Starmer has no vision whatsoever and reminds me of John Major without the charisma and with fewer principles (my comment about charisma is an ironic joke, if people here are unfamiliar with Major, the one-nation Tory stopgap after Thatcher who unexpectedly won an election in his own right, and was the epitome of grey, despite his efforts to fend off the extremists in his party, which I have to acknowledge). Starmer's staffed his cabinet with loyalists who're generally useless, and don't even perform well on camera, while dissenting voices, largely on the left, have been purged from the party or sanctioned. He and his advisers are the least sure-footed politically the country's seen since Liz Truss.
In terms of Brexit, Starmer's dismissed the idea of running another referendum out of hand, preferring to try to "make Brexit work", so I can have no sympathy if Labour are now being blamed for its all too predictable effects, which some of the cabinet have tried to shift the blame for onto immigrants, which is utterly heinous.
Labour began its term by seemingly focusing on some of the most unpopular measures it could enact, e.g. refusing to take measures to address child poverty, removing heating allowances from state pensioners, and hiking National Insurance rates (placing more of a burden on small businesses and driving some of them to the wall) while point-blank refusing to contemplate taxing the better-off.

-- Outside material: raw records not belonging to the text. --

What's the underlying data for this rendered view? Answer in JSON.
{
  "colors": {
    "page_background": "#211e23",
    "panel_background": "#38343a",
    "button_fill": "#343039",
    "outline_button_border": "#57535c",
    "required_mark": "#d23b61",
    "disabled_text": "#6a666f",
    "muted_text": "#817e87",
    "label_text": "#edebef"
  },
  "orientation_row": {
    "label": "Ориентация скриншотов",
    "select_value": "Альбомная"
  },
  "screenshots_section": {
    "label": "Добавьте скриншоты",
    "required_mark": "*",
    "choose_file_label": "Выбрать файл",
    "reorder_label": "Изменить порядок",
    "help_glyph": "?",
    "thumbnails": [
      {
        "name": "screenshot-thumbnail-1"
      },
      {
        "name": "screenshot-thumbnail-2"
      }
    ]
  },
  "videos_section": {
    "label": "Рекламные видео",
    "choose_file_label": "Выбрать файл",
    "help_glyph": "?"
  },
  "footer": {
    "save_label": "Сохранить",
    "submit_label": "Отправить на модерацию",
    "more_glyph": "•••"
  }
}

There are unsurprisingly deep rumblings within Labour to replace Starmer as Prime Minister, even before next year's council elections, when the incumbent party usually takes a spanking, and which will likely be catastrophic for Labour anyway.

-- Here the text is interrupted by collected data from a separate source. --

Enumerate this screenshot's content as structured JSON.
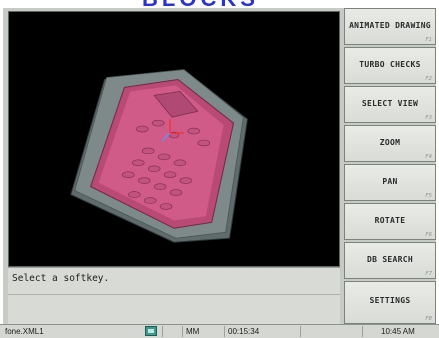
{
  "window": {
    "title": "BLOCKS"
  },
  "viewport": {
    "description_icon": "3d-part-view-icon"
  },
  "status": {
    "prompt": "Select a softkey."
  },
  "softkeys": [
    {
      "label": "ANIMATED DRAWING",
      "fkey": "F1"
    },
    {
      "label": "TURBO CHECKS",
      "fkey": "F2"
    },
    {
      "label": "SELECT VIEW",
      "fkey": "F3"
    },
    {
      "label": "ZOOM",
      "fkey": "F4"
    },
    {
      "label": "PAN",
      "fkey": "F5"
    },
    {
      "label": "ROTATE",
      "fkey": "F6"
    },
    {
      "label": "DB SEARCH",
      "fkey": "F7"
    },
    {
      "label": "SETTINGS",
      "fkey": "F8"
    }
  ],
  "taskbar": {
    "filename": "fone.XML1",
    "units": "MM",
    "elapsed": "00:15:34",
    "clock": "10:45 AM"
  },
  "colors": {
    "part": "#c9507f",
    "tray": "#6f7a7c",
    "accent_title": "#2a34c8"
  }
}
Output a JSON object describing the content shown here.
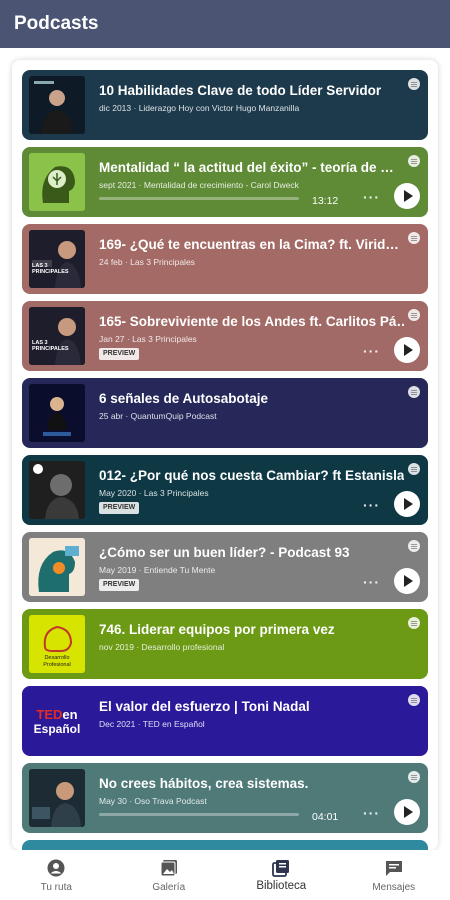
{
  "header": {
    "title": "Podcasts"
  },
  "episodes": [
    {
      "title": "10 Habilidades Clave de todo Líder Servidor",
      "subtitle": "dic 2013 · Liderazgo Hoy con Victor Hugo Manzanilla",
      "bg": "#1d3a4c"
    },
    {
      "title": "Mentalidad “ la actitud del éxito” - teoría de …",
      "subtitle": "sept 2021 · Mentalidad de crecimiento - Carol Dweck",
      "time": "13:12",
      "bg": "#5f8a36"
    },
    {
      "title": "169- ¿Qué te encuentras en la Cima? ft. Virid…",
      "subtitle": "24 feb · Las 3 Principales",
      "bg": "#a46a66"
    },
    {
      "title": "165- Sobreviviente de los Andes ft. Carlitos Pá…",
      "subtitle": "Jan 27 · Las 3 Principales",
      "badge": "PREVIEW",
      "bg": "#a26a66"
    },
    {
      "title": "6 señales de Autosabotaje",
      "subtitle": "25 abr · QuantumQuip Podcast",
      "bg": "#26285a"
    },
    {
      "title": "012- ¿Por qué nos cuesta Cambiar? ft Estanisla…",
      "subtitle": "May 2020 · Las 3 Principales",
      "badge": "PREVIEW",
      "bg": "#0d3844"
    },
    {
      "title": "¿Cómo ser un buen líder? - Podcast 93",
      "subtitle": "May 2019 · Entiende Tu Mente",
      "badge": "PREVIEW",
      "bg": "#7f7f7f"
    },
    {
      "title": "746. Liderar equipos por primera vez",
      "subtitle": "nov 2019 · Desarrollo profesional",
      "bg": "#6c9a14"
    },
    {
      "title": "El valor del esfuerzo | Toni Nadal",
      "subtitle": "Dec 2021 · TED en Español",
      "bg": "#2a1a9a"
    },
    {
      "title": "No crees hábitos, crea sistemas.",
      "subtitle": "May 30 · Oso Trava Podcast",
      "time": "04:01",
      "bg": "#4f7a78"
    }
  ],
  "thumb_texts": {
    "las3": "LAS 3 PRINCIPALES",
    "dev": "Desarrollo Profesional",
    "ted_top": "TED",
    "ted_en": "en",
    "ted_bottom": "Español"
  },
  "nav": [
    {
      "label": "Tu ruta",
      "icon": "user-circle-icon"
    },
    {
      "label": "Galería",
      "icon": "gallery-icon"
    },
    {
      "label": "Biblioteca",
      "icon": "library-icon",
      "active": true
    },
    {
      "label": "Mensajes",
      "icon": "message-icon"
    }
  ]
}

The only saving grace is that, short of a wholesale rebellion and split within Labour, which is unlikely, it has a few more years before it has to face the electorate again.
Polling currently strongly flatters Reform UK, but that won't necessarily be reflected in a real-world general election, as the Caerphilly by-election last week showed, when Plaid Cymru handily beat Reform into second place despite polls showing Reform either in the lead or neck-and-neck with Plaid. The result was likely at last partially due to concerted tactical voting, plus the benefit of a very well known and respected local candidate for Plaid Cymru. But Labour's share of the vote fell to unthinkable levels, so other parties (like the Greens in England, the SNP and Plaid Cymru in Scotland and Wales, and possibly the Lib Dems in places where they still have relatively strong support) are more likely to benefit from any tactical vote to keep Reform out.
But something has to change ASAP, or we'll likely see a Reform government in a few years. Luckily, they have a habit of quickly falling on their faces whenever they get a sniff of power, sometimes even before that, but few of us want to see them get a chance to do that on a national scale.
dutch777
(4,750 posts)They shot themselves in both feet with Brexit with most of the supposed benefits just smoke and mirrors never to be realized. Maybe Reform wins on a control immigration platform but will deliver nothing that really moves the dial to get a once again economically and culturally ascendant Great Britain which is what the the average voter really wants and which they will never achieve. They can thumb their nose at the EU but they are outclassed by shear demographic and economic size. I suppose Trump will embrace them closer with Reform wins but that is a fleeting and poor win at best.